Flyers ou affichage publicitaire : quel canal print pour être vu localement ?

Flyers ou affichage publicitaire pour se faire connaître dans sa ville ? Réponse directe : les deux canaux ne s'achètent pas dans la même unité, et c'est ce qui doit décider. L'affichage s'achète en temps, des semaines de face. Le flyer s'achète en volume, des exemplaires remis. Conséquence rarement énoncée : votre budget affichage dépend de la durée que vous voulez tenir et jamais de la taille de votre zone, alors que votre budget flyer dépend de la taille de votre zone et jamais de la durée. Comparer les deux au prix affiché revient à comparer un loyer et un prix au kilo. Le seul terrain de comparaison honnête est le coût des mille contacts dans votre zone de chalandise, et sur ce terrain le résultat surprend souvent.

ℹ️ Les montants cités sont des fourchettes du marché français, pas des tarifs Strevoo : chaque campagne se chiffre sur devis. Les règles juridiques proviennent de l'article L581-14 du Code de l'environnement pour les règlements locaux de publicité, de l'article L541-15-15 du même code pour le Stop Pub, et de la fiche officielle sur la taxe sur la publicité extérieure pour la fiscalité des supports. Les taux de lecture et de retour reprennent les benchmarks déjà publiés sur ce blog, la proportion de foyers équipés d'un Stop Pub provient de l'étude ADEME 2024.

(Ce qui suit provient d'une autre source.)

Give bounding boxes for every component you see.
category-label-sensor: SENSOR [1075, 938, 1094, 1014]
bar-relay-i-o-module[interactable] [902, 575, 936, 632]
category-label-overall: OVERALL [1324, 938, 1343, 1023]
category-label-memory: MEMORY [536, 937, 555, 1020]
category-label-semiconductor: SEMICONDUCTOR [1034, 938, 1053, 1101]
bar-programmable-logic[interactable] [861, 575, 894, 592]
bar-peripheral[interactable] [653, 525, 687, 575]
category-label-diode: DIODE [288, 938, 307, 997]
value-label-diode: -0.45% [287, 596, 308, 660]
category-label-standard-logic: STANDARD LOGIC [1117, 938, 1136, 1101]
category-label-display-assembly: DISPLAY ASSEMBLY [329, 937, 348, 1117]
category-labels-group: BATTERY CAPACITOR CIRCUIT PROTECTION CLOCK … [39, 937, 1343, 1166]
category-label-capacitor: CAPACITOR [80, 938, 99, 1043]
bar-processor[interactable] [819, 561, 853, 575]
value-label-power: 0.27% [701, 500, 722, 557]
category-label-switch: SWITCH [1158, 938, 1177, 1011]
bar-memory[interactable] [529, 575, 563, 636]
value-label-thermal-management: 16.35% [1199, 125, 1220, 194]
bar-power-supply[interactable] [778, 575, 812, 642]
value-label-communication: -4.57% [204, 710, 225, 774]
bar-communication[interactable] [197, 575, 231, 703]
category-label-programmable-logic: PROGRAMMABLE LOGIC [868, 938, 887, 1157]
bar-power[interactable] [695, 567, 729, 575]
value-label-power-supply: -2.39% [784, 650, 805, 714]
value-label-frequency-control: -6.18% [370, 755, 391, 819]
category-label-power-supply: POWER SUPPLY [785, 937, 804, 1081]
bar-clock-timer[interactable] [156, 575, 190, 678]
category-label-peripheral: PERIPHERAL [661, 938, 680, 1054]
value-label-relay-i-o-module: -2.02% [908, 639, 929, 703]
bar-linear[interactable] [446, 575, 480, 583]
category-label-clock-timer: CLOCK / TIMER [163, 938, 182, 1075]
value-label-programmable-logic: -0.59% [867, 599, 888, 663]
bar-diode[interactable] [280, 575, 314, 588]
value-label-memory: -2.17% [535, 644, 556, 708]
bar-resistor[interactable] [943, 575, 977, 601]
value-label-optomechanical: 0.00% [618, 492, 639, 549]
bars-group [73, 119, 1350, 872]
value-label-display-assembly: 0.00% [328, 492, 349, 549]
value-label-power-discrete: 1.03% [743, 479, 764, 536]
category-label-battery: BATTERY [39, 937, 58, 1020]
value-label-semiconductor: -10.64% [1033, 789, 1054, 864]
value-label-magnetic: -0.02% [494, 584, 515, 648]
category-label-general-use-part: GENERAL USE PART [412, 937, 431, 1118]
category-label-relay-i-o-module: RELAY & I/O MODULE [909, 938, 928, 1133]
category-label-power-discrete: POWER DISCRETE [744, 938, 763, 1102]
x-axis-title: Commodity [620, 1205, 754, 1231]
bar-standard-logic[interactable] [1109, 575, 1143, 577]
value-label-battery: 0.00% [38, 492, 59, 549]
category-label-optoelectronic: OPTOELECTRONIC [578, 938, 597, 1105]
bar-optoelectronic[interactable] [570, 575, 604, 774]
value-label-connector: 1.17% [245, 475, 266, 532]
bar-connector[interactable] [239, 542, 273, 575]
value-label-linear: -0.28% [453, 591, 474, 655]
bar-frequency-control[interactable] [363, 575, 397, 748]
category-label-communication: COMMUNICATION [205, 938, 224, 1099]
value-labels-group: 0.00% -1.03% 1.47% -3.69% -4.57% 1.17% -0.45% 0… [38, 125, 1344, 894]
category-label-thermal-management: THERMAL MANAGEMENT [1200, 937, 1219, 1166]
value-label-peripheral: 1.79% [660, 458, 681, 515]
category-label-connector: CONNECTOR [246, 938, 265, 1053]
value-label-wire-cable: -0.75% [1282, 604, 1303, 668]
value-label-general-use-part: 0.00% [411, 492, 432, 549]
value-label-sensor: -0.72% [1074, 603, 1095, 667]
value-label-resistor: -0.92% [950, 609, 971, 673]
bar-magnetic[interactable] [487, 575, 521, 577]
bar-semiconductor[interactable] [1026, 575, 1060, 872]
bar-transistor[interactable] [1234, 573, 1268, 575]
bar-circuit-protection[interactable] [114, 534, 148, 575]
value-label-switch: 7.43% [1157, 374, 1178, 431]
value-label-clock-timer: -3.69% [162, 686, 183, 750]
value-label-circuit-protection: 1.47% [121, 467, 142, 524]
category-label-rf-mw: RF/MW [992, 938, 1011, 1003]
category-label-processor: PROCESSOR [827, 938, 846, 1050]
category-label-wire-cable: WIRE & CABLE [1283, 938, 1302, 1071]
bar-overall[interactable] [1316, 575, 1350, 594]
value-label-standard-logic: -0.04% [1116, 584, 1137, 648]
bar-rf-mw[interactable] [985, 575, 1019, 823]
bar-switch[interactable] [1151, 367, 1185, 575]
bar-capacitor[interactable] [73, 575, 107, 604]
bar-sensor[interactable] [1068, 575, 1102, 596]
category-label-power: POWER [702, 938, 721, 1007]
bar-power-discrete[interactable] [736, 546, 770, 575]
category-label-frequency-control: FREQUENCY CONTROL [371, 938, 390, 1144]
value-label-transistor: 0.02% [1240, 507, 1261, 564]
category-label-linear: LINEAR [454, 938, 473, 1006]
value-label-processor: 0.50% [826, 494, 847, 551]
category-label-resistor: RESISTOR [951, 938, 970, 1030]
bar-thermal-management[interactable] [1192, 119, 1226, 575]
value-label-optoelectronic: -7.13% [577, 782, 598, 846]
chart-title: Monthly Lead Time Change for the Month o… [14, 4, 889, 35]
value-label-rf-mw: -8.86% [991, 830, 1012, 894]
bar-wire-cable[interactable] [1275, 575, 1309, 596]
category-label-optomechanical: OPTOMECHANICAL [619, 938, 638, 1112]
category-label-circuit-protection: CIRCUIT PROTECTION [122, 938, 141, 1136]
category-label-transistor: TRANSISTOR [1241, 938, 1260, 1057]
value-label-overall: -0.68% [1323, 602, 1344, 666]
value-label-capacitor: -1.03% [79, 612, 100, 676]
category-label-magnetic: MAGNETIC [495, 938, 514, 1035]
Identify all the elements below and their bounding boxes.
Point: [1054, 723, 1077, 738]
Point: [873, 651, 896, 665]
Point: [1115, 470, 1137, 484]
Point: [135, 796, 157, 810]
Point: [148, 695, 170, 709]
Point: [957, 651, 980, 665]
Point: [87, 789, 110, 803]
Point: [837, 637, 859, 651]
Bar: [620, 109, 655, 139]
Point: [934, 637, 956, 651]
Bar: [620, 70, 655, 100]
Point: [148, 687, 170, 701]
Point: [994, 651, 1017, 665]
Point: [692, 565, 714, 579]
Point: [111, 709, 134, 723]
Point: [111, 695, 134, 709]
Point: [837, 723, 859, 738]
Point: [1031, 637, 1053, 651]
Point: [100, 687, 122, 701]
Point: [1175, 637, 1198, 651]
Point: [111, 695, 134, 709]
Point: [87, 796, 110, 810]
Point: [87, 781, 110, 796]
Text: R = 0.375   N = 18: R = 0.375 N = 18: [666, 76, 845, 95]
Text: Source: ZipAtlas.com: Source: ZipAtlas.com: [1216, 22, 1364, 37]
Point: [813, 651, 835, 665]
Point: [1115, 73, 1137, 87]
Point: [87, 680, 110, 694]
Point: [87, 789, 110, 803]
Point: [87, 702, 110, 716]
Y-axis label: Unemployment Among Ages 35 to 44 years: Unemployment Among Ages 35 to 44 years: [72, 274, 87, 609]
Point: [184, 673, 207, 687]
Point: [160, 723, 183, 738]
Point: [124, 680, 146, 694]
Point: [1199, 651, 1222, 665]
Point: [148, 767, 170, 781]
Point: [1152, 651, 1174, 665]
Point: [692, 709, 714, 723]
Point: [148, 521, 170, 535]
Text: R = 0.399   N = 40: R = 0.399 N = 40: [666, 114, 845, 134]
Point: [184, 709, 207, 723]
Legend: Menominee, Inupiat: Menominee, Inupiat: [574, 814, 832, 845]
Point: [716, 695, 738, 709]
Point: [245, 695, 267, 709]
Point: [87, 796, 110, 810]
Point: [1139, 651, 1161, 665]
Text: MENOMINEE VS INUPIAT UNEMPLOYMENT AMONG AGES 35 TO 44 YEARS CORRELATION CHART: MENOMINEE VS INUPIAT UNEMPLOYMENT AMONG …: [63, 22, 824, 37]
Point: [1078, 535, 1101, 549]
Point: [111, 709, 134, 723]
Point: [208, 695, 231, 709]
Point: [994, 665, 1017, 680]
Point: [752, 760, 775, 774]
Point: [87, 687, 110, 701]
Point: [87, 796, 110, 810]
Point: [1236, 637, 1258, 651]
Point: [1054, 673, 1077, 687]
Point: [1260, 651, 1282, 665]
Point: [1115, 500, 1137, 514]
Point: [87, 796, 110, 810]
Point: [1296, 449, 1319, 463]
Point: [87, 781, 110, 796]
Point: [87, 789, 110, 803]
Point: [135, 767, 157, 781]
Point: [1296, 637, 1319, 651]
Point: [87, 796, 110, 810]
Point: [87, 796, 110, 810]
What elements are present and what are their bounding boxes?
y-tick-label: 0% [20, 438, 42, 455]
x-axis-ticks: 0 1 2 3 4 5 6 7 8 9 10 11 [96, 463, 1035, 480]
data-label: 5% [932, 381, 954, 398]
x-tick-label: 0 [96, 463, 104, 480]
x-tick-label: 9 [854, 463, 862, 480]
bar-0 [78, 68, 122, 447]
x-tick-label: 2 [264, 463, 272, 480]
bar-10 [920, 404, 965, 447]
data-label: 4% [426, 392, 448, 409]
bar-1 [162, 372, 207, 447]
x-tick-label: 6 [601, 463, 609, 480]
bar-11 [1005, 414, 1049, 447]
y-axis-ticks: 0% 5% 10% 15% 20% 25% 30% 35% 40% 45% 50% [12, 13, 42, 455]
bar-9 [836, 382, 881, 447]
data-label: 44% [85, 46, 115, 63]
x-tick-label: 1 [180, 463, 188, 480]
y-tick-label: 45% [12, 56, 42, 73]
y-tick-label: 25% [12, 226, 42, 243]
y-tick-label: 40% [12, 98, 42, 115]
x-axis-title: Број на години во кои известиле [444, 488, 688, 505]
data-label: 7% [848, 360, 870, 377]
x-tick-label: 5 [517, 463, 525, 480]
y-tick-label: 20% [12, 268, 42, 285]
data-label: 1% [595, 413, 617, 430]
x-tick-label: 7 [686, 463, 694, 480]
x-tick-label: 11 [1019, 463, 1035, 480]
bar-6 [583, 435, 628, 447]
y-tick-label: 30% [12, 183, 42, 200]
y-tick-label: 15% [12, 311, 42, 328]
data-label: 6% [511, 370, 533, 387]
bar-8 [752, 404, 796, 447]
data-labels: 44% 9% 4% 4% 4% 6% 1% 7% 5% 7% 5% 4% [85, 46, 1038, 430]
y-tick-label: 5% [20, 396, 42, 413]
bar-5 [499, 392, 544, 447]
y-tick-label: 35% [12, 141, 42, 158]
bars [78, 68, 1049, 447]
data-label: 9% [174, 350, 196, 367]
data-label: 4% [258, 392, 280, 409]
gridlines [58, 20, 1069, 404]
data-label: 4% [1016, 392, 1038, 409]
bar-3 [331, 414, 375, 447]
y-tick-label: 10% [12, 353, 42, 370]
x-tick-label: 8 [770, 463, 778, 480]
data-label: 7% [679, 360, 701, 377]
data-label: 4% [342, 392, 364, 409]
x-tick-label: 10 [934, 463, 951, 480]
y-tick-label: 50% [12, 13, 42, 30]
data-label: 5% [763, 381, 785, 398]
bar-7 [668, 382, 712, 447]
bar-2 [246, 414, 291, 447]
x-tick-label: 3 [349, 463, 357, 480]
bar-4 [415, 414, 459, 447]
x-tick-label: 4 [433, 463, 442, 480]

Deux canaux, deux unités d'achat

Affichage publicitaire Distribution de flyers
Unité d'achat La semaine et la face L'exemplaire déposé ou remis
Ce qui fait varier le prix L'emplacement et la durée Le volume et la densité de la zone
Ce que vous achetez vraiment Une présence fixe sur un point de passage Une couverture choisie rue par rue
Répétition Élevée, la même personne repasse chaque jour Faible, une exposition par vague
Mesure native Audience estimée par panel Exemplaires distribués, vérifiables
Déperdition principale Géographique Attentionnelle

Cette dernière ligne est le cœur du sujet. Les deux canaux gaspillent, mais pas au même endroit. Un panneau expose son message à tout le flux qui passe devant, y compris à des gens qui traversent la ville sans jamais s'arrêter dans votre quartier : c'est de la déperdition géographique. Un flyer arrive dans la bonne boîte, sur la bonne rue, mais 70 à 80 pour cent des foyers ne le lisent pas, le taux de lecture se situant entre 20 et 30 pour cent : c'est de la déperdition attentionnelle.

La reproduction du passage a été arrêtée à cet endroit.